The available data are associated with a great deal of uncertainty, far greater than the uncertainty cited by the authors for their conclusions. The authors declined to explain how they can use input data with 30 to 100 percent errors to draw conclusions to three decimal places and claimed an uncertainty of less than 10 percent.

The UCLA study, on the other hand, is a transparent scientific reporting template, with all data and methodologies leaked, though the lead author also declined to answer our questions about the inconsistencies.

These two flawed studies have strongly influenced federal and state public policies on deportation moratoria. They justified a series of temporary measures that impacted the livelihoods of landlords across the country by denying them legal recourse to enforce their contracts and reducing the supply of rental housing to financially struggling households.

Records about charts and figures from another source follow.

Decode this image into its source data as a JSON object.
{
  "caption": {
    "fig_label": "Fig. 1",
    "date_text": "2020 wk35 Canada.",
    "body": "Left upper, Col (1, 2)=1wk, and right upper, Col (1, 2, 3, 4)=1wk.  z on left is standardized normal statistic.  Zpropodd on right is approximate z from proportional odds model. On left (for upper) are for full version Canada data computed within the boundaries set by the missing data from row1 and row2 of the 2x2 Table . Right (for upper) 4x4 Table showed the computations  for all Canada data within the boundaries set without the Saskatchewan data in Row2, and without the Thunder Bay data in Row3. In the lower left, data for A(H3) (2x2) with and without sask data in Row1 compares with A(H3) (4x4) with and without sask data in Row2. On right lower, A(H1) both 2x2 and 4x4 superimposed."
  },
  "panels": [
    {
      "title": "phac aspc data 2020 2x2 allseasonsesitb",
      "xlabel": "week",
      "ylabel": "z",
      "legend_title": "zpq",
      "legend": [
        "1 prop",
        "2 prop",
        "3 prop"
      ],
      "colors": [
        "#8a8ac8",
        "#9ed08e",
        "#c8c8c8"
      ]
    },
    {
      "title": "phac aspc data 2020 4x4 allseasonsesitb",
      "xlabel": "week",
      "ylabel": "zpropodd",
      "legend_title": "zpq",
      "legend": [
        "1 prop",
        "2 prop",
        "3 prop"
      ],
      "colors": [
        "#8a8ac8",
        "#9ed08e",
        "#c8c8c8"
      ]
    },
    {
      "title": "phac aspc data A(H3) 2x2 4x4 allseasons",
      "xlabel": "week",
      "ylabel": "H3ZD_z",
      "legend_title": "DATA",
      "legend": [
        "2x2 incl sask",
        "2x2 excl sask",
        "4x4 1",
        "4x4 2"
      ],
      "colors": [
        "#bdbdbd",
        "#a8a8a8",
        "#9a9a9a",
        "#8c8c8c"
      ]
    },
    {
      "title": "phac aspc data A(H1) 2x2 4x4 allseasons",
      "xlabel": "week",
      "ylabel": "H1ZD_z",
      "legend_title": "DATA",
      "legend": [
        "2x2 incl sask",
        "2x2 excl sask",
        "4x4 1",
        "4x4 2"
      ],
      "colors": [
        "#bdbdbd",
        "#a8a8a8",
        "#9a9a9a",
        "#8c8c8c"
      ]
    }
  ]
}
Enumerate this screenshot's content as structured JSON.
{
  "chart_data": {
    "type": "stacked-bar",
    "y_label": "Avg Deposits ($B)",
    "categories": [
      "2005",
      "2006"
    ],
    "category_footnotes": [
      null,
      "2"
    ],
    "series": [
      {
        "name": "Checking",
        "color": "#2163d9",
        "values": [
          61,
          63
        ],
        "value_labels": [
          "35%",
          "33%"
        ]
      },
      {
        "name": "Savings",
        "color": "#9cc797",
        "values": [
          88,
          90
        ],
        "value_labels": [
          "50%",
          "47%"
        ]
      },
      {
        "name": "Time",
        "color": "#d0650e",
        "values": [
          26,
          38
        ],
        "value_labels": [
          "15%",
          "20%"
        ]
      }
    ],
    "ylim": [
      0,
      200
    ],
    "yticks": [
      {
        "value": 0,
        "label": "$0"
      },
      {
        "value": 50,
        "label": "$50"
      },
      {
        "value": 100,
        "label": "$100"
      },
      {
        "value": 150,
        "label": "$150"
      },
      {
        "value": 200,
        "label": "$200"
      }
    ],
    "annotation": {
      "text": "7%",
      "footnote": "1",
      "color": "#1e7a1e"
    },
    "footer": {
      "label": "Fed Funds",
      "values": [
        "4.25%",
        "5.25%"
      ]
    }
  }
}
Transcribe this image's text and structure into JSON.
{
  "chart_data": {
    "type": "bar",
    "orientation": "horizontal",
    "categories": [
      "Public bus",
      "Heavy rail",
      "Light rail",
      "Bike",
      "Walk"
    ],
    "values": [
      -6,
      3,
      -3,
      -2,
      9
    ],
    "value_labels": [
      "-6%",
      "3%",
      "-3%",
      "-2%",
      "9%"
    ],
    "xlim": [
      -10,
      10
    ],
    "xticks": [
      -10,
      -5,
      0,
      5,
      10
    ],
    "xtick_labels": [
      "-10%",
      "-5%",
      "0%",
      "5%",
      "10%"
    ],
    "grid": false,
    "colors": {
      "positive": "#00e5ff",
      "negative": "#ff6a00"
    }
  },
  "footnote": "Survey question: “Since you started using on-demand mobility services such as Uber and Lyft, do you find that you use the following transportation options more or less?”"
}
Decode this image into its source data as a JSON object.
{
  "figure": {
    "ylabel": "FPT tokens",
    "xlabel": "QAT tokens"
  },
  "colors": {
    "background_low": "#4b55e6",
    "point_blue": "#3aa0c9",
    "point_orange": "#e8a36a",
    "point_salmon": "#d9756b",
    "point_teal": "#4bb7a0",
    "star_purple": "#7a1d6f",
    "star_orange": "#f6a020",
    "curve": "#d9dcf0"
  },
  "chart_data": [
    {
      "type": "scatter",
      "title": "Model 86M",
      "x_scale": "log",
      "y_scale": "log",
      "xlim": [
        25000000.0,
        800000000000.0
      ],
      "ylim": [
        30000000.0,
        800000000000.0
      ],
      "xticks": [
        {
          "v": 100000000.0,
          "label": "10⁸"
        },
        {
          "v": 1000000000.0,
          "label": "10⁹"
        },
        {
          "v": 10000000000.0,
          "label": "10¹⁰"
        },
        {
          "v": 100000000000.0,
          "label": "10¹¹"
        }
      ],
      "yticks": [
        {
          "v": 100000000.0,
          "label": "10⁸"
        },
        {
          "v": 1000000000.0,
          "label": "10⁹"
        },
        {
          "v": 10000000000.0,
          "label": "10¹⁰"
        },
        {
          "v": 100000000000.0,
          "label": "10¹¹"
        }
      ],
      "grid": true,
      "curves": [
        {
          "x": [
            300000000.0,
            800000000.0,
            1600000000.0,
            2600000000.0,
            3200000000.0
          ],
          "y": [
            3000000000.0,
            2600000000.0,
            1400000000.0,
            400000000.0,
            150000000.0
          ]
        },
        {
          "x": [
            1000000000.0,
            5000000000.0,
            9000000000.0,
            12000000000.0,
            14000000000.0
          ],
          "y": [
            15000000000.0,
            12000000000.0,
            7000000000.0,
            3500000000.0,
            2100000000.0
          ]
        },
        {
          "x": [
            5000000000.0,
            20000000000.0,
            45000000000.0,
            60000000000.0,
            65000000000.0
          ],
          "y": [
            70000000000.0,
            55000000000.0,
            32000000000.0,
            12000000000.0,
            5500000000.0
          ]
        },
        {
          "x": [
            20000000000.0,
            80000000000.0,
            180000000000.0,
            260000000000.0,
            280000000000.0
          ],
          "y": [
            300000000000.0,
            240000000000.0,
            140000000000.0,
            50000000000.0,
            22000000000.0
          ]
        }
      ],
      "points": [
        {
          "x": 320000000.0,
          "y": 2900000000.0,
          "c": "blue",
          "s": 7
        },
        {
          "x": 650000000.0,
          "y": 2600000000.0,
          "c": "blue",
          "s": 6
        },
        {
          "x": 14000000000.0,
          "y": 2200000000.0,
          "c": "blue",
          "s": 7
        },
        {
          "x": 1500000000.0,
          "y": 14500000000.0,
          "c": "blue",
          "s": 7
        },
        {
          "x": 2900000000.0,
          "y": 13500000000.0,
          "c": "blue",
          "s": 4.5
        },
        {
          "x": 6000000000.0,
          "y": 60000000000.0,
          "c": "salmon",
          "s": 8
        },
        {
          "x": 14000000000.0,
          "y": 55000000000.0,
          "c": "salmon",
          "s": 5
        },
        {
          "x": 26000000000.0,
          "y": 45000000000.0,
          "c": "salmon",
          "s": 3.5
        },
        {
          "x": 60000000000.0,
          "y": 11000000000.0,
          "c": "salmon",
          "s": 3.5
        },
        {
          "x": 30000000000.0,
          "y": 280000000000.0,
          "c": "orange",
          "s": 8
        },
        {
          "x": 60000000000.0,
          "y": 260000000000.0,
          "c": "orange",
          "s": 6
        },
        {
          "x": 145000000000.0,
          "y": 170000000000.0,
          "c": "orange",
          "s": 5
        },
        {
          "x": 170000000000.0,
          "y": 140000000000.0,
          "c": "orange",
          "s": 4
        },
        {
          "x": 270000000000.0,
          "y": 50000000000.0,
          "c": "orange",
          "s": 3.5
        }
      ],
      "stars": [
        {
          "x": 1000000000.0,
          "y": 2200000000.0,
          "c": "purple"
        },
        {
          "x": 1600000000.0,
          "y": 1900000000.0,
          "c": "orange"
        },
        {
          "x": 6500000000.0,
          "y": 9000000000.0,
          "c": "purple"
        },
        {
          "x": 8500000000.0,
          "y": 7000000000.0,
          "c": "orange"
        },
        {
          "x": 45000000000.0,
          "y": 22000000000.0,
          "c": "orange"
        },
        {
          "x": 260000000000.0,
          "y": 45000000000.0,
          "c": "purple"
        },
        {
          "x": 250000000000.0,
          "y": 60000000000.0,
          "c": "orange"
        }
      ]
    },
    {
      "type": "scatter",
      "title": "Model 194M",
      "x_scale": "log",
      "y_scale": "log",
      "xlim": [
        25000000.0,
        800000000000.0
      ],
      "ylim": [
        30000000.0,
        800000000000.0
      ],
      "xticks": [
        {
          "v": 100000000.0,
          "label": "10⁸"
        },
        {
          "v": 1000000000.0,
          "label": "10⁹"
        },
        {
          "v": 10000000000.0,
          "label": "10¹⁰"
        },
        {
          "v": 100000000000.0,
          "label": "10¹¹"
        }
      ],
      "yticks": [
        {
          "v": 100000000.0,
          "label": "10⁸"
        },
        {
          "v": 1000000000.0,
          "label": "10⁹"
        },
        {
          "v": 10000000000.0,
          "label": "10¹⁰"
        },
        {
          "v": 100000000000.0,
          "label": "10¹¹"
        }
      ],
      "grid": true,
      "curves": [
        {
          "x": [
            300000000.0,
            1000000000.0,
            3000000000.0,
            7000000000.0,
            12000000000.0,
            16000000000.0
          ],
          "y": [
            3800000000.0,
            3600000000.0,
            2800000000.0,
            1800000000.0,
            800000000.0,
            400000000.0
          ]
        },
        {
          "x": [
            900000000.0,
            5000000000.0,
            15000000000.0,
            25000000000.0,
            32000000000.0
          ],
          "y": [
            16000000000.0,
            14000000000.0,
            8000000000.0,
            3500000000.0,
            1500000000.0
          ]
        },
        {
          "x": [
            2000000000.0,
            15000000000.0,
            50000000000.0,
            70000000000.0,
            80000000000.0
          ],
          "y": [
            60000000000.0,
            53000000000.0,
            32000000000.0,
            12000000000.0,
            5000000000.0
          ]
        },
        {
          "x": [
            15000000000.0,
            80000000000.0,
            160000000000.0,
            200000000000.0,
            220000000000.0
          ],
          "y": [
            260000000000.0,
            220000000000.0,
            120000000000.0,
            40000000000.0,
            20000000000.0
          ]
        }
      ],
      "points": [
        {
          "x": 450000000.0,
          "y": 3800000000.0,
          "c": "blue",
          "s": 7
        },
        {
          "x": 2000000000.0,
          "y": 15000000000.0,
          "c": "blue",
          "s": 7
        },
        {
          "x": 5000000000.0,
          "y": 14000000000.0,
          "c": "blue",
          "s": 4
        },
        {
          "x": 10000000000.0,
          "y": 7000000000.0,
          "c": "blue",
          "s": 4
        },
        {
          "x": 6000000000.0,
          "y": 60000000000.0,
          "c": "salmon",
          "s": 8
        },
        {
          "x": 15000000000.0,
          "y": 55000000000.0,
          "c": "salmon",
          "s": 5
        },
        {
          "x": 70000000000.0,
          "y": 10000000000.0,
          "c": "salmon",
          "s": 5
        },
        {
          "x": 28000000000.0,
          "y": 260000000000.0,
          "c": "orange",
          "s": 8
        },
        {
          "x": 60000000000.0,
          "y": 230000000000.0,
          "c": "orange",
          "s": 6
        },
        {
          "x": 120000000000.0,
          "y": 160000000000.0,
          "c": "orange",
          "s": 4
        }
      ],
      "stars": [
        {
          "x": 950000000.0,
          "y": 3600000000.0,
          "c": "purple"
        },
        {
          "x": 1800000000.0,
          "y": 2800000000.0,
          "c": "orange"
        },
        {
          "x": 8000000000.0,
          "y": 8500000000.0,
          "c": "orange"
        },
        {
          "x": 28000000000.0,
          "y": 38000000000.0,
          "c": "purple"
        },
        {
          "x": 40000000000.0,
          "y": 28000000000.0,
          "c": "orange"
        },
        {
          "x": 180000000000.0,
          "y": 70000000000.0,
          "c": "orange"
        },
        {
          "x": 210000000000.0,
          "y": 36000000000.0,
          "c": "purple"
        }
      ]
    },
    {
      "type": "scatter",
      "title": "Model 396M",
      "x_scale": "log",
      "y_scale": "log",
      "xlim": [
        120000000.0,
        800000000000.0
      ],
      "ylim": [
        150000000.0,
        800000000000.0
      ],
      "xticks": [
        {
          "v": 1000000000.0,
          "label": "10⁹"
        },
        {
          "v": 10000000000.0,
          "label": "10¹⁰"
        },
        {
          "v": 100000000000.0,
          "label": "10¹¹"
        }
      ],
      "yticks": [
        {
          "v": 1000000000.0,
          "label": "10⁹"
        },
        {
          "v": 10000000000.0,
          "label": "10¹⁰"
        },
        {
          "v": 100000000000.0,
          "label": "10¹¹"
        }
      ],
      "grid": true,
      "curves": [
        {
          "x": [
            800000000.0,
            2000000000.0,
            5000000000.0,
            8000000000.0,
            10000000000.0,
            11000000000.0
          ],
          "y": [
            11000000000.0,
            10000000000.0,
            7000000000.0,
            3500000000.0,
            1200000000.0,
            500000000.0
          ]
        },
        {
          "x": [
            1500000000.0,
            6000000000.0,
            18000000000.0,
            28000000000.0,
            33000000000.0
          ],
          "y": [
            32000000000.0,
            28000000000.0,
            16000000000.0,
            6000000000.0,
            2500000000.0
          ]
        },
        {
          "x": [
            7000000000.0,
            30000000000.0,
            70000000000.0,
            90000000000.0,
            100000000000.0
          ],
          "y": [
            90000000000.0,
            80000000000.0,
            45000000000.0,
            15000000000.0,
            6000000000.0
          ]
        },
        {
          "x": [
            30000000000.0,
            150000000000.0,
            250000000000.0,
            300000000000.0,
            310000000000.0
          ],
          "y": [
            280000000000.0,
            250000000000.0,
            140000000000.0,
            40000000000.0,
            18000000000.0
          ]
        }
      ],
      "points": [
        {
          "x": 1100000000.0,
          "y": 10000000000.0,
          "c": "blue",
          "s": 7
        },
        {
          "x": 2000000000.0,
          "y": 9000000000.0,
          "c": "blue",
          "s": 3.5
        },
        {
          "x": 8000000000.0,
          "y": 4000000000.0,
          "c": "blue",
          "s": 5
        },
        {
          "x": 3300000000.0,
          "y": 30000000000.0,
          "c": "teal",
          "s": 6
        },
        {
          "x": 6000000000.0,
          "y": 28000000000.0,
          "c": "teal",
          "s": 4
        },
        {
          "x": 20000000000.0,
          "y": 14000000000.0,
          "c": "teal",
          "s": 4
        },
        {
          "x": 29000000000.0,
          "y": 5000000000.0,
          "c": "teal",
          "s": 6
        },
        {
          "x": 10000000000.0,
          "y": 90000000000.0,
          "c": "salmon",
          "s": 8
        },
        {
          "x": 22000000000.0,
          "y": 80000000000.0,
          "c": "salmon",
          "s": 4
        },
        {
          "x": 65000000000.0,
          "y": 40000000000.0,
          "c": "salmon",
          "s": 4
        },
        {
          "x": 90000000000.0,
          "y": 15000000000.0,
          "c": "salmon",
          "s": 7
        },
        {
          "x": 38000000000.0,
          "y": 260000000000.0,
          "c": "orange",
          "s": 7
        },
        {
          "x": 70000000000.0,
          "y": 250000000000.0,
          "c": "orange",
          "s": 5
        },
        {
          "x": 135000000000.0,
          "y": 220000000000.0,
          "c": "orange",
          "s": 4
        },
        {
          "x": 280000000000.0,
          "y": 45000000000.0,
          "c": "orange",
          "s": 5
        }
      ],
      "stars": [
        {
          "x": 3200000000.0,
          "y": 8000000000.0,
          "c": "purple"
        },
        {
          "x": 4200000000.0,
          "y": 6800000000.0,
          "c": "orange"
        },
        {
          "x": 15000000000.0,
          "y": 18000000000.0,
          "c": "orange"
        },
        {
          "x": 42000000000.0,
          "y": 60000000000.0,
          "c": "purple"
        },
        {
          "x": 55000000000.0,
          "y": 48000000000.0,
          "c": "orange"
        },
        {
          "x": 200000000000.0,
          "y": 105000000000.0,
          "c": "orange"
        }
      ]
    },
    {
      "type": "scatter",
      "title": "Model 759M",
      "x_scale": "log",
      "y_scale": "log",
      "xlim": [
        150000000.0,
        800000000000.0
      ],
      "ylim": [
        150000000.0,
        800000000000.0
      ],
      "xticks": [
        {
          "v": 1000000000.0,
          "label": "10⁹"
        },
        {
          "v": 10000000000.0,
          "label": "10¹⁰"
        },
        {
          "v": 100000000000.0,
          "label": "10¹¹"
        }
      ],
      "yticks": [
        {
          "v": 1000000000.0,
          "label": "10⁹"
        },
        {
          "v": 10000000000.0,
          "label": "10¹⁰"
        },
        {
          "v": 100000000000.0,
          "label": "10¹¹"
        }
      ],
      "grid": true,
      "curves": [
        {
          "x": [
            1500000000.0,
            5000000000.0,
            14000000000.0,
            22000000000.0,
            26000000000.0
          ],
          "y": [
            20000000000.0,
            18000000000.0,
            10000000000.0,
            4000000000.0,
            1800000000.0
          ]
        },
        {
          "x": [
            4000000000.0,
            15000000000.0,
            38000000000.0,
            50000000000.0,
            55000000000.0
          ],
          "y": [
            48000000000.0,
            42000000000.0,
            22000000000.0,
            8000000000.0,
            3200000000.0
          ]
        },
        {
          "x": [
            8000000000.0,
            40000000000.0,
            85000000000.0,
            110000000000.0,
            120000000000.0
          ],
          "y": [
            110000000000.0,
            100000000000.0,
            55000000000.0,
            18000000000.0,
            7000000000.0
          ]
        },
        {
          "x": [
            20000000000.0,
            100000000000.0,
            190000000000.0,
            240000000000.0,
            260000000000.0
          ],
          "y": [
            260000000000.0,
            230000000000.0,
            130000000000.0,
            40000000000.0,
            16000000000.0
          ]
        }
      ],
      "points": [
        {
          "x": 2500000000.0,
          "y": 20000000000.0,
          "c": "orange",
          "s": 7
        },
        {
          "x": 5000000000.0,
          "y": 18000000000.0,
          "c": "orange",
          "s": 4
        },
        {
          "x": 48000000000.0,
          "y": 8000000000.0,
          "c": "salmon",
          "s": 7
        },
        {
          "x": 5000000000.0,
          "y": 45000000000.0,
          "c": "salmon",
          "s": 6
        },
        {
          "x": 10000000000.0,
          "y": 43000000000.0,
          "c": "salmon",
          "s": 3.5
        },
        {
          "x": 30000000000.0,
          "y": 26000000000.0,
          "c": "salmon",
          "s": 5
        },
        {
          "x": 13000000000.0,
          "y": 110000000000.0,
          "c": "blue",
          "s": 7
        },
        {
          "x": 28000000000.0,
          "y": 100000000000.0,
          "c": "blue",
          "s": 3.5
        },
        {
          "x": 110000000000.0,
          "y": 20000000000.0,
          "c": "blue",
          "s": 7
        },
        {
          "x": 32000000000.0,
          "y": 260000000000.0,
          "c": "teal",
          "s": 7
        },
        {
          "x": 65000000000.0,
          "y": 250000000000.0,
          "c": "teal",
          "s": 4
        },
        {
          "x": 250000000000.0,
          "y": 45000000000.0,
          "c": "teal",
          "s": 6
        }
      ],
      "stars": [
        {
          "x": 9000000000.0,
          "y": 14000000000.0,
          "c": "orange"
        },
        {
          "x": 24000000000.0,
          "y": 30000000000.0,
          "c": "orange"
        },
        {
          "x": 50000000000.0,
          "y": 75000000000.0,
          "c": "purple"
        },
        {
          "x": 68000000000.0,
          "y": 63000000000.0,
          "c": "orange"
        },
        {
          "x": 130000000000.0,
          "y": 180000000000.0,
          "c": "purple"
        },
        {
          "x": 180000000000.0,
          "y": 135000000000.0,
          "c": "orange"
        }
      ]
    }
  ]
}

As we are going to involve scientific researchers in policy discussions, we should focus on issues that have been explored by many people who openly share data and argue until there is consensus among the experts. These shoddy one-off studies are just ammunition for people who wish to put a link saying “studies prove” in their otherwise completely speculative articles.

Aaron Brown teaches statistics at New York University and the University of California at San Diego. Justin Monticello is a senior producer at ReasonTV.